Here’s a snippet of a post created on the Fedora Project discussion site from our Community Blog:

<p>Tell us what you think. Would you use this as your homepage now that it has a search engine field? How do you think we can further improve it?</p> ![](upload://na9g3dGvhEU753JEnGrz8xER4XS.png)<p class="has-text-align-center">OR</p> ![](upload://def2zSzNAJtyuOorvTI2eV7rGW1.png)<p>In you are interested in seeing more, check out the <a href="https://discussion.fedoraproject.org/t/how-do-you-feel-about-the-new-design-of-start-fedoraproject-org-page/28689">draft on Figma</a>. </p>

See how those markdown image lines don’t actually start on new lines? This makes the images not display. If I edit the message and add a carriage return before each ![], the images display properly.

Is there something I can change in our setup to fix this? Or is this just a bug in the plugin?

Hey @mattdm,

Could you share a link to the original WP post and the Discourse post with the excerpt if they’re published publicly?

The WP Discourse plugin essentially just passes whatever HTML it finds in the WP post to Discourse, which then processes it for inclusion in the Discourse post.
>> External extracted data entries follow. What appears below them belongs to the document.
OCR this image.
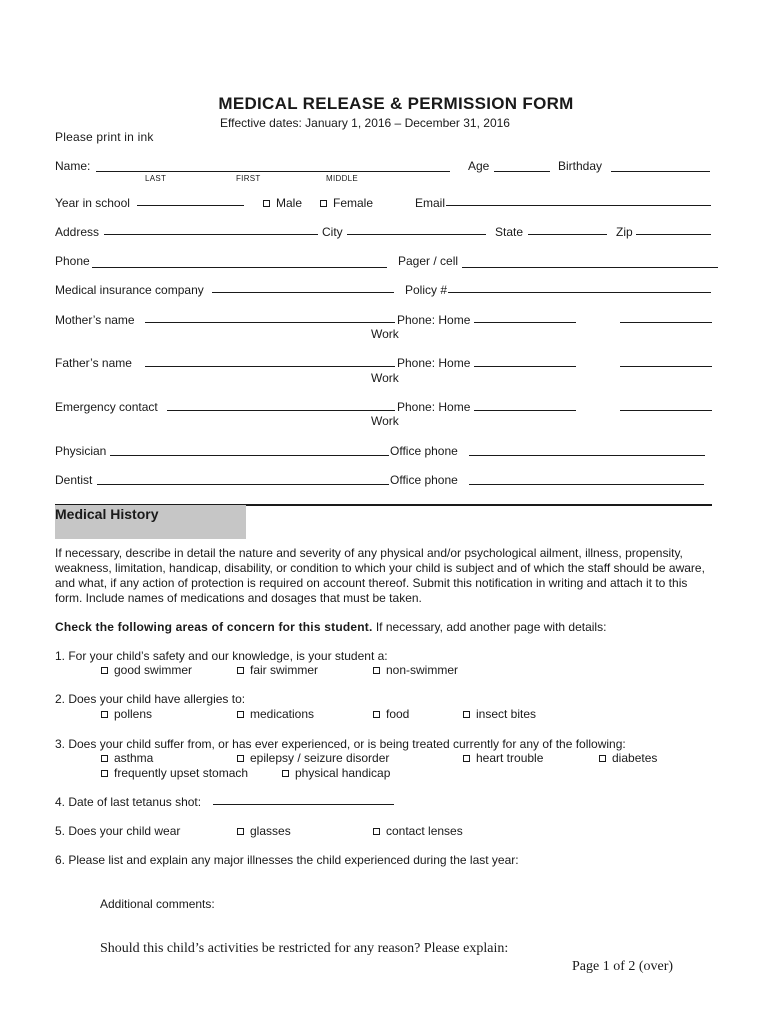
MEDICAL RELEASE & PERMISSION FORM
Effective dates: January 1, 2016 – December 31, 2016
Please print in ink
Name:
LAST	FIRST	MIDDLE
Age	Birthday
Year in school	Male	Female	Email
Address	City	State	Zip
Phone	Pager / cell
Medical insurance company	Policy #
Mother’s name	Phone: Home
Work
Father’s name	Phone: Home
Work
Emergency contact	Phone: Home
Work
Physician	Office phone
Dentist	Office phone
Medical History
If necessary, describe in detail the nature and severity of any physical and/or psychological ailment, illness, propensity, weakness, limitation, handicap, disability, or condition to which your child is subject and of which the staff should be aware, and what, if any action of protection is required on account thereof. Submit this notification in writing and attach it to this form. Include names of medications and dosages that must be taken.
Check the following areas of concern for this student. If necessary, add another page with details:
1. For your child’s safety and our knowledge, is your student a:
good swimmer	fair swimmer	non-swimmer
2. Does your child have allergies to:
pollens	medications	food	insect bites
3. Does your child suffer from, or has ever experienced, or is being treated currently for any of the following:
asthma	epilepsy / seizure disorder	heart trouble	diabetes
frequently upset stomach	physical handicap
4. Date of last tetanus shot:
5. Does your child wear	glasses	contact lenses
6. Please list and explain any major illnesses the child experienced during the last year:
Additional comments:
Should this child’s activities be restricted for any reason? Please explain:
Page 1 of 2 (over)
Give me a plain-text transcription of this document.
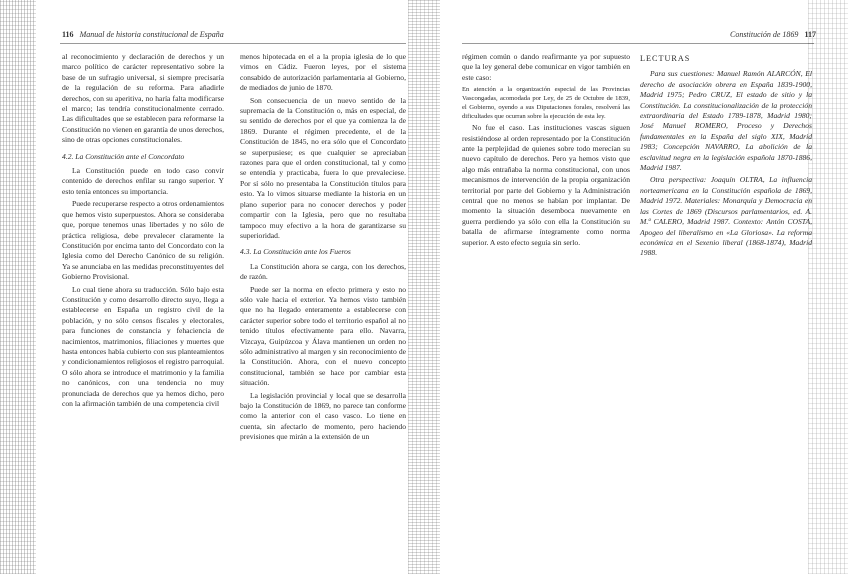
116 Manual de historia constitucional de España

al reconocimiento y declaración de derechos y un marco político de carácter representativo sobre la base de un sufragio universal, si siempre precisaría de la regulación de su reforma. Para añadirle derechos, con su aperitiva, no haría falta modificarse el marco; las tendría constitucionalmente cerrado. Las dificultades que se establecen para reformarse la Constitución no vienen en garantía de unos derechos, sino de otras opciones constitucionales.

4.2. La Constitución ante el Concordato

La Constitución puede en todo caso convir contenido de derechos enfilar su rango superior. Y esto tenía entonces su importancia.

Puede recuperarse respecto a otros ordenamientos que hemos visto superpuestos. Ahora se consideraba que, porque tenemos unas libertades y no sólo de práctica religiosa, debe prevalecer claramente la Constitución por encima tanto del Concordato con la Iglesia como del Derecho Canónico de su religión. Ya se anunciaba en las medidas preconstituyentes del Gobierno Provisional.

Lo cual tiene ahora su traducción. Sólo bajo esta Constitución y como desarrollo directo suyo, llega a establecerse en España un registro civil de la población, y no sólo censos fiscales y electorales, para funciones de constancia y fehaciencia de nacimientos, matrimonios, filiaciones y muertes que hasta entonces había cubierto con sus planteamientos y condicionamientos religiosos el registro parroquial. O sólo ahora se introduce el matrimonio y la familia no canónicos, con una tendencia no muy pronunciada de derechos que ya hemos dicho, pero con la afirmación también de una competencia civil

menos hipotecada en el a la propia iglesia de lo que vimos en Cádiz. Fueron leyes, por el sistema consabido de autorización parlamentaria al Gobierno, de mediados de junio de 1870.

Son consecuencia de un nuevo sentido de la supremacía de la Constitución o, más en especial, de su sentido de derechos por el que ya comienza la de 1869. Durante el régimen precedente, el de la Constitución de 1845, no era sólo que el Concordato se superpusiese; es que cualquier se apreciaban razones para que el orden constitucional, tal y como se entendía y practicaba, fuera lo que prevaleciese. Por sí sólo no presentaba la Constitución títulos para esto. Ya lo vimos situarse mediante la historia en un plano superior para no conocer derechos y poder compartir con la Iglesia, pero que no resultaba tampoco muy efectivo a la hora de garantizarse su superioridad.

4.3. La Constitución ante los Fueros

La Constitución ahora se carga, con los derechos, de razón.

Puede ser la norma en efecto primera y esto no sólo vale hacia el exterior. Ya hemos visto también que no ha llegado enteramente a establecerse con carácter superior sobre todo el territorio español al no tenido títulos efectivamente para ello. Navarra, Vizcaya, Guipúzcoa y Álava mantienen un orden no sólo administrativo al margen y sin reconocimiento de la Constitución. Ahora, con el nuevo concepto constitucional, también se hace por cambiar esta situación.

La legislación provincial y local que se desarrolla bajo la Constitución de 1869, no parece tan conforme como la anterior con el caso vasco. Lo tiene en cuenta, sin afectarlo de momento, pero haciendo previsiones que mirán a la extensión de un

Constitución de 1869 117

régimen común o dando reafirmante ya por supuesto que la ley general debe comunicar en vigor también en este caso:

En atención a la organización especial de las Provincias Vascongadas, acomodada por Ley, de 25 de Octubre de 1839, el Gobierno, oyendo a sus Diputaciones forales, resolverá las dificultades que ocurran sobre la ejecución de esta ley.

No fue el caso. Las instituciones vascas siguen resistiéndose al orden representado por la Constitución ante la perplejidad de quienes sobre todo merecían su nuevo capítulo de derechos. Pero ya hemos visto que algo más entrañaba la norma constitucional, con unos mecanismos de intervención de la propia organización territorial por parte del Gobierno y la Administración central que no menos se habían por implantar. De momento la situación desemboca nuevamente en guerra perdiendo ya sólo con ella la Constitución su batalla de afirmarse íntegramente como norma superior. A esto efecto seguía sin serlo.

LECTURAS

Para sus cuestiones: Manuel Ramón ALARCÓN, El derecho de asociación obrera en España 1839-1900, Madrid 1975; Pedro CRUZ, El estado de sitio y la Constitución. La constitucionalización de la protección extraordinaria del Estado 1789-1878, Madrid 1980; José Manuel ROMERO, Proceso y Derechos fundamentales en la España del siglo XIX, Madrid 1983; Concepción NAVARRO, La abolición de la esclavitud negra en la legislación española 1870-1886, Madrid 1987.

Otra perspectiva: Joaquín OLTRA, La influencia norteamericana en la Constitución española de 1869, Madrid 1972. Materiales: Monarquía y Democracia en las Cortes de 1869 (Discursos parlamentarios, ed. A. M.ª CALERO, Madrid 1987. Contexto: Antón COSTA, Apogeo del liberalismo en «La Gloriosa». La reforma económica en el Sexenio liberal (1868-1874), Madrid 1988.
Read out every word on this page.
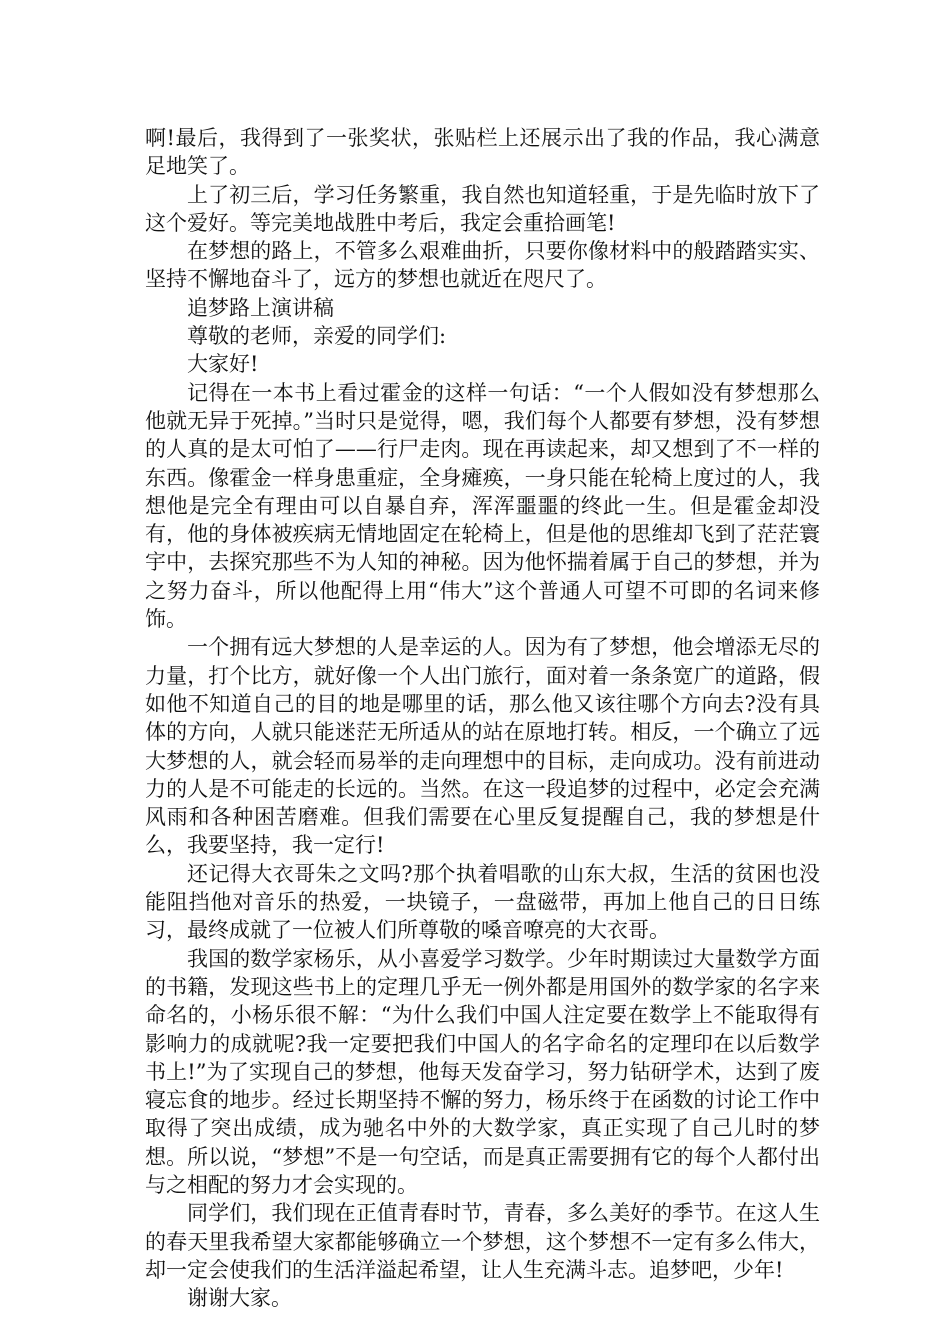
啊!最后，我得到了一张奖状，张贴栏上还展示出了我的作品，我心满意足地笑了。

上了初三后，学习任务繁重，我自然也知道轻重，于是先临时放下了这个爱好。等完美地战胜中考后，我定会重拾画笔!

在梦想的路上，不管多么艰难曲折，只要你像材料中的般踏踏实实、坚持不懈地奋斗了，远方的梦想也就近在咫尺了。

追梦路上演讲稿

尊敬的老师，亲爱的同学们:

大家好!

记得在一本书上看过霍金的这样一句话：“一个人假如没有梦想那么他就无异于死掉。”当时只是觉得，嗯，我们每个人都要有梦想，没有梦想的人真的是太可怕了——行尸走肉。现在再读起来，却又想到了不一样的东西。像霍金一样身患重症，全身瘫痪，一身只能在轮椅上度过的人，我想他是完全有理由可以自暴自弃，浑浑噩噩的终此一生。但是霍金却没有，他的身体被疾病无情地固定在轮椅上，但是他的思维却飞到了茫茫寰宇中，去探究那些不为人知的神秘。因为他怀揣着属于自己的梦想，并为之努力奋斗，所以他配得上用“伟大”这个普通人可望不可即的名词来修饰。

一个拥有远大梦想的人是幸运的人。因为有了梦想，他会增添无尽的力量，打个比方，就好像一个人出门旅行，面对着一条条宽广的道路，假如他不知道自己的目的地是哪里的话，那么他又该往哪个方向去?没有具体的方向，人就只能迷茫无所适从的站在原地打转。相反，一个确立了远大梦想的人，就会轻而易举的走向理想中的目标，走向成功。没有前进动力的人是不可能走的长远的。当然。在这一段追梦的过程中，必定会充满风雨和各种困苦磨难。但我们需要在心里反复提醒自己，我的梦想是什么，我要坚持，我一定行!

还记得大衣哥朱之文吗?那个执着唱歌的山东大叔，生活的贫困也没能阻挡他对音乐的热爱，一块镜子，一盘磁带，再加上他自己的日日练习，最终成就了一位被人们所尊敬的嗓音嘹亮的大衣哥。

我国的数学家杨乐，从小喜爱学习数学。少年时期读过大量数学方面的书籍，发现这些书上的定理几乎无一例外都是用国外的数学家的名字来命名的，小杨乐很不解：“为什么我们中国人注定要在数学上不能取得有影响力的成就呢?我一定要把我们中国人的名字命名的定理印在以后数学书上!”为了实现自己的梦想，他每天发奋学习，努力钻研学术，达到了废寝忘食的地步。经过长期坚持不懈的努力，杨乐终于在函数的讨论工作中取得了突出成绩，成为驰名中外的大数学家，真正实现了自己儿时的梦想。所以说，“梦想”不是一句空话，而是真正需要拥有它的每个人都付出与之相配的努力才会实现的。

同学们，我们现在正值青春时节，青春，多么美好的季节。在这人生的春天里我希望大家都能够确立一个梦想，这个梦想不一定有多么伟大，却一定会使我们的生活洋溢起希望，让人生充满斗志。追梦吧，少年!

谢谢大家。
So how HTML is displayed in snippets of Wordpress posts in Discourse comes down two things

  1. The original structure of the HTML in Wordpress (for example)
  2. How Discourse’s markdown parser parses HTML for display in Discourse posts (for example).

So it’s either going to be Wordpress HTML structural question, which is essentially something outside of WP Discourse or Discourse itself, or largely a question of opinion on what a HTML parser should do, albeit sometimes there’s a clear improvement that can be made on that front.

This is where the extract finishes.